蚊がネペタラクトールを忌避するか調べた実験の結果(岩手大学提供)
蚊がネペタラクトールを忌避するか調べた実験の結果(岩手大学提供)

 一連の実験を通じ研究グループは、ネコのマタタビ反応がネペタラクトールを体に擦りつけるための行動で、これによって寄生虫やウイルスなどを媒介する蚊を避けていることを解明。「ネコはなぜマタタビに反応するのか」という長年の謎に決着をつけた。

 ネコとイヌには共通の祖先がいるが、ネコに進化した方のみがマタタビ反応を身に着けた。なぜネコ科だけだったのかの解明は、研究の宿題として残った。今後はマタタビ反応の原因の遺伝子を特定し、ネコ科がマタタビ反応を示すに至った進化の過程を明らかにしたいものだ。

 上野山さんは、現時点での議論をこう説明する。「ネコ科の動物は肉食で、茂みの中という蚊に刺されやすい場所にしゃがみ込んで獲物を狙います。こういう習性を持つネコ科動物の祖先にとって、植物の匂いをつけて蚊をよけることが有益で、行動を身に着けたと考えています」。都合のよい習性を身に着けるうち、進化の過程でそれが遺伝子に組み込まれ本能になったのかもしれない。

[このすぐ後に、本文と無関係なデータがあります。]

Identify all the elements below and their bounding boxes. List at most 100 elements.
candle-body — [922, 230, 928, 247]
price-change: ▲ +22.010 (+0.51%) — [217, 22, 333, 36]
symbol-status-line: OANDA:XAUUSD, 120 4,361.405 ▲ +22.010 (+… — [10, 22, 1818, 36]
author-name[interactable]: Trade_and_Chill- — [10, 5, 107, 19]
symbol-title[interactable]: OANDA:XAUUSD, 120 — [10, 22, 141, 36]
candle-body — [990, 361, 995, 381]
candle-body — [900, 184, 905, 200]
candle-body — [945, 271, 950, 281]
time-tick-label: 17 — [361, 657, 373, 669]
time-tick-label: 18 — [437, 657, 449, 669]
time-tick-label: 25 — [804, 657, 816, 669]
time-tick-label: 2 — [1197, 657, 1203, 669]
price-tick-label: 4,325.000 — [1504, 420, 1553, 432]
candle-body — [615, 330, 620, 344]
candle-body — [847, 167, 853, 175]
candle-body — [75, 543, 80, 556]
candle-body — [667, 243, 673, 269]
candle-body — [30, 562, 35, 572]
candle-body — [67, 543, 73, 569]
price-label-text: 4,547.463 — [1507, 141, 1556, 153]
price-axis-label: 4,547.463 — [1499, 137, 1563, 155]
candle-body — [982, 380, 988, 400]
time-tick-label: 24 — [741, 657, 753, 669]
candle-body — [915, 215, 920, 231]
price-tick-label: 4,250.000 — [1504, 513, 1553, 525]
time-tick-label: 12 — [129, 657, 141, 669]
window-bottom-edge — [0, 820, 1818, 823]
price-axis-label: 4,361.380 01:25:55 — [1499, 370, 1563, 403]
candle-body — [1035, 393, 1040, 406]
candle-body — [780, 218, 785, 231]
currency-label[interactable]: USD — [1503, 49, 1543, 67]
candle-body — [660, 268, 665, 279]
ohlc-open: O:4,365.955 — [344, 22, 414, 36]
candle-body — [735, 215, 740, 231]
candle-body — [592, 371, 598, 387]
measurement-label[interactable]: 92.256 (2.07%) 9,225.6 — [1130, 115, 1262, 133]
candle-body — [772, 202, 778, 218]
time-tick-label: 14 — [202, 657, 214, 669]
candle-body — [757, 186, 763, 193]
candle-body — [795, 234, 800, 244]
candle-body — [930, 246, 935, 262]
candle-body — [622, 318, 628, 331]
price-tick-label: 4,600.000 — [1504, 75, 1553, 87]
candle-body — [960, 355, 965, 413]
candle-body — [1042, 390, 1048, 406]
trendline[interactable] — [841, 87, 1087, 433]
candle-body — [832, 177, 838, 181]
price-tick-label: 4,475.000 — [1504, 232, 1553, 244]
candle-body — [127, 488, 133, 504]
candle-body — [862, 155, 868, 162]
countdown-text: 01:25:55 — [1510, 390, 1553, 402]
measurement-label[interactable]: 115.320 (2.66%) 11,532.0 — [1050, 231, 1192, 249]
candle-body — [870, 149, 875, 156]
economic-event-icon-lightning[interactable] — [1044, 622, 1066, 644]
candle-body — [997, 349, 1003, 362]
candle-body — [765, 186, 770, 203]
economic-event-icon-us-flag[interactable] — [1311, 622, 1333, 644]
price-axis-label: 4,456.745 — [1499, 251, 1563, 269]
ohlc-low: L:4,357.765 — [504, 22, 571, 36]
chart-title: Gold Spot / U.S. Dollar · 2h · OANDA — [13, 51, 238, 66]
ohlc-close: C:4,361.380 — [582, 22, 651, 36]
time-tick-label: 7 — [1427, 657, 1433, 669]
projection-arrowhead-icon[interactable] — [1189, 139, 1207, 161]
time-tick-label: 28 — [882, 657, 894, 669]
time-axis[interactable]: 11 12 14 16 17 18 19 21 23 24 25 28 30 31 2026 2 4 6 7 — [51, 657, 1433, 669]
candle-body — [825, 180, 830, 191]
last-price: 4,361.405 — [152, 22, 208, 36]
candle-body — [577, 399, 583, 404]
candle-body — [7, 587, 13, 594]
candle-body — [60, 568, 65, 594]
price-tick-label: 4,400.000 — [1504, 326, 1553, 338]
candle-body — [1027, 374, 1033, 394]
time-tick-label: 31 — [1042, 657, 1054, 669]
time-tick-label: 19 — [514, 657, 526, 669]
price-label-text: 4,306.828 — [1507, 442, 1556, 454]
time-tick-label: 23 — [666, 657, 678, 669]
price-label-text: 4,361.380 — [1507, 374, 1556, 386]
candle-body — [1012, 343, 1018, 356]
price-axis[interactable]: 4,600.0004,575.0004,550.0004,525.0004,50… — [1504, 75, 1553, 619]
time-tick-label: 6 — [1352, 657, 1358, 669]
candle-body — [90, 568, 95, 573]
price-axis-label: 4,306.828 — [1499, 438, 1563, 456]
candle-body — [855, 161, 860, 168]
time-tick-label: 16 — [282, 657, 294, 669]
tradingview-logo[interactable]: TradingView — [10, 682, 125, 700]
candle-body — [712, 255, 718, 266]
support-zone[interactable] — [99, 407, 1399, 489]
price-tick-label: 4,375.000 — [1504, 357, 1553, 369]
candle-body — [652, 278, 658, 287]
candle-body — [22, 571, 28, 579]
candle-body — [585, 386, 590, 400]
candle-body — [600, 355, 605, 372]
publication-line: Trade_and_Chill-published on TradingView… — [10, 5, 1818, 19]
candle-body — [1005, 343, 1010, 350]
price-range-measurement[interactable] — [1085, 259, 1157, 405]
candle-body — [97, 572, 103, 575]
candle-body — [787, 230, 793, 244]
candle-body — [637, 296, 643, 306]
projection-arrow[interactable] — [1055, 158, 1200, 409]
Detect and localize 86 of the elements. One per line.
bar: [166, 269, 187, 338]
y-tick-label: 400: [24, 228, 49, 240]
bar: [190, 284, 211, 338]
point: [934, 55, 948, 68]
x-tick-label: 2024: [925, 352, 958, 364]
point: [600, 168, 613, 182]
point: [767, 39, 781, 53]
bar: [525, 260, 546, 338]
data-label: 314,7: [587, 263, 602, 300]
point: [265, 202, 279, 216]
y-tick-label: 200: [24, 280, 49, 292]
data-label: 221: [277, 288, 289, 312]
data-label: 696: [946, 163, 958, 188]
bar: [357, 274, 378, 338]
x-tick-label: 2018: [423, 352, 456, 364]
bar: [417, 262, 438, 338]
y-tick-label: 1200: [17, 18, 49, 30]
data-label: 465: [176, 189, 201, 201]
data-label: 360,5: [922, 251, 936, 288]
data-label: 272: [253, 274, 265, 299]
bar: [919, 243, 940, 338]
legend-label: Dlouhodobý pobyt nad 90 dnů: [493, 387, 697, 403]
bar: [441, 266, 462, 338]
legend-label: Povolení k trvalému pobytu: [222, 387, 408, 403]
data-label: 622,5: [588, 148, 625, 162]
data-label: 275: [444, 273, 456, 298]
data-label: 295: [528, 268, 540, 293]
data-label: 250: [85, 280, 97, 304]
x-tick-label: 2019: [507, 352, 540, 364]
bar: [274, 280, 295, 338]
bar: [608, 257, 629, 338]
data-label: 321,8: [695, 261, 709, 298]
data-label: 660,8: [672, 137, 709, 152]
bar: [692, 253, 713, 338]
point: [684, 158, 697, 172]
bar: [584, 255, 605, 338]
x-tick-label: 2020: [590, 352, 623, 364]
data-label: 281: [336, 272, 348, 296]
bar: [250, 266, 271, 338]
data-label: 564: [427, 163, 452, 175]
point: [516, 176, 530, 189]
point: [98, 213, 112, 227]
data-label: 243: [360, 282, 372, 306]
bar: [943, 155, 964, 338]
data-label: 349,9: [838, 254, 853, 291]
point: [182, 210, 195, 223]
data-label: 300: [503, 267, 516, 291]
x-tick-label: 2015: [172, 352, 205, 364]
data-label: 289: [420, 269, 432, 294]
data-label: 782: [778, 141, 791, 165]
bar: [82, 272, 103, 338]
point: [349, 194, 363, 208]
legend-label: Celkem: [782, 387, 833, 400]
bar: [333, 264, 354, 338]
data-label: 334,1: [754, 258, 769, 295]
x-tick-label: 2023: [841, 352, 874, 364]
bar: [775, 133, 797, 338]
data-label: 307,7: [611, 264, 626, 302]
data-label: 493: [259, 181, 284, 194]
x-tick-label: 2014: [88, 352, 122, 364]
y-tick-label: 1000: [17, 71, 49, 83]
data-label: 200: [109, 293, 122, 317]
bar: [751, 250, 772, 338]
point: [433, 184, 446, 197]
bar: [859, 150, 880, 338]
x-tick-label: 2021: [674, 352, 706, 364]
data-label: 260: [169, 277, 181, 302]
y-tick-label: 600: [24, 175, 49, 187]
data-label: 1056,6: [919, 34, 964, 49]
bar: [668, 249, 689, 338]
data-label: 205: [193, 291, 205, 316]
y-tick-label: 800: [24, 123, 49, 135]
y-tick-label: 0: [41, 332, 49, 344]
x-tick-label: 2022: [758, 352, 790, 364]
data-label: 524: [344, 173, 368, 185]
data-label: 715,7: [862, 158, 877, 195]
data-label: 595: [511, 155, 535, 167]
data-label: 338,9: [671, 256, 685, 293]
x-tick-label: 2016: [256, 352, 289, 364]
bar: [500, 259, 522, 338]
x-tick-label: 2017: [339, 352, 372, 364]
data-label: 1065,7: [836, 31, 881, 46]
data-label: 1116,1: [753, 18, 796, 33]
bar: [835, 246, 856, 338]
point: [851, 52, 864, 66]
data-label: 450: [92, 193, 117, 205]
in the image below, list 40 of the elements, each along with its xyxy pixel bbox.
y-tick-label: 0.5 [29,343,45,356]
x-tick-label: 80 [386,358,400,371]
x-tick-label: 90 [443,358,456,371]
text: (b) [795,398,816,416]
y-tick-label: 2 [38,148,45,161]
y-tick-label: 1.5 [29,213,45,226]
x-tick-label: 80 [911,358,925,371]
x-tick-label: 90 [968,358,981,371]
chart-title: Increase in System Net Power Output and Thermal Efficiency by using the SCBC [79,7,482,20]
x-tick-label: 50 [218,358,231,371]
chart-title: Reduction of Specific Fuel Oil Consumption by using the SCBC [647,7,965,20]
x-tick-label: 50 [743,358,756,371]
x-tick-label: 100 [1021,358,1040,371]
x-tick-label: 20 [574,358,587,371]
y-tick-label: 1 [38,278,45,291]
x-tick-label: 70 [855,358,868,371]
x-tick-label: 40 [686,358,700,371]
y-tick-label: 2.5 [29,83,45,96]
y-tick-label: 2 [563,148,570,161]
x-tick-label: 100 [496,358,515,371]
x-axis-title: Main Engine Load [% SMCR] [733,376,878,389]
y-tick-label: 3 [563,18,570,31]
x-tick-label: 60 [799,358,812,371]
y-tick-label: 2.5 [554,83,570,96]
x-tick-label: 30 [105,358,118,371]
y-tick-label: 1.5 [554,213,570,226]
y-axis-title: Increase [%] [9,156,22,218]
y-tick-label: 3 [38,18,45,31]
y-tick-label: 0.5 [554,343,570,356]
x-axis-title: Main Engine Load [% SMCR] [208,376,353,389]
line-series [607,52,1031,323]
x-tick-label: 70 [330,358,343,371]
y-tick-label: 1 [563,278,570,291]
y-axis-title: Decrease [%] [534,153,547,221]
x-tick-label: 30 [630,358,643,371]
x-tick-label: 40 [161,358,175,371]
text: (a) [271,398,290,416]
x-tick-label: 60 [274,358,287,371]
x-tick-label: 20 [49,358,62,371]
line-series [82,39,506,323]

 以上の成果は米科学誌「サイエンスアドバンシズ」に21日掲載された。

研究成果のまとめ(岩手大学提供)
研究成果のまとめ(岩手大学提供)

殺虫効果も判明し、特許申請に発展

 今回の研究を通じ、ネペタラクトールに蚊の殺虫効果があることも判明している。蚊がネペタラクトールを忌避する効果を調べようと実験したところ、予期せず全て死んでしまったことから分かった。宮崎さんらを発明者とし、岩手大学と名古屋大学が特許を申請している。日本脳炎やジカ熱などの伝染病を媒介する蚊の忌避剤を開発する可能性も出てきた。

 一連の研究には岩手大学と名古屋大学のほか、英リバプール大学、京都大学が参画し、これに宮崎さんの研究室のネコ25匹と野良ネコ30匹が協力している。

上野山さん(左)と宮崎さん(岩手大学提供)
上野山さん(左)と宮崎さん(岩手大学提供)

 猫が大好きという上野山さんは「人間の身近な伴侶であるネコの謎に、大きな答えを出せたことに喜びを感じます。ネコだけが本能行動となるための遺伝子をどうやって獲得したのか。進化の謎の解明へ向け、全力で研究を続けます」。宮崎さんは「もともと、なぜ猫だけが反応するのかという素朴な興味で研究者が集まりました。特許を申請するようなオチになるとは思いもせずに。基礎研究の醍醐味の一つだと感じています」と語っている。

 この成果が明らかになるや、国内外のメディアから取材が殺到しているという。身近で当たり前のようでいて、意外に残っている謎を解明することには、社会の関心が実に大きい。こうした研究を通じ、科学者にとって「ネコにマタタビ」級の成果が生まれることを物語ってもいる。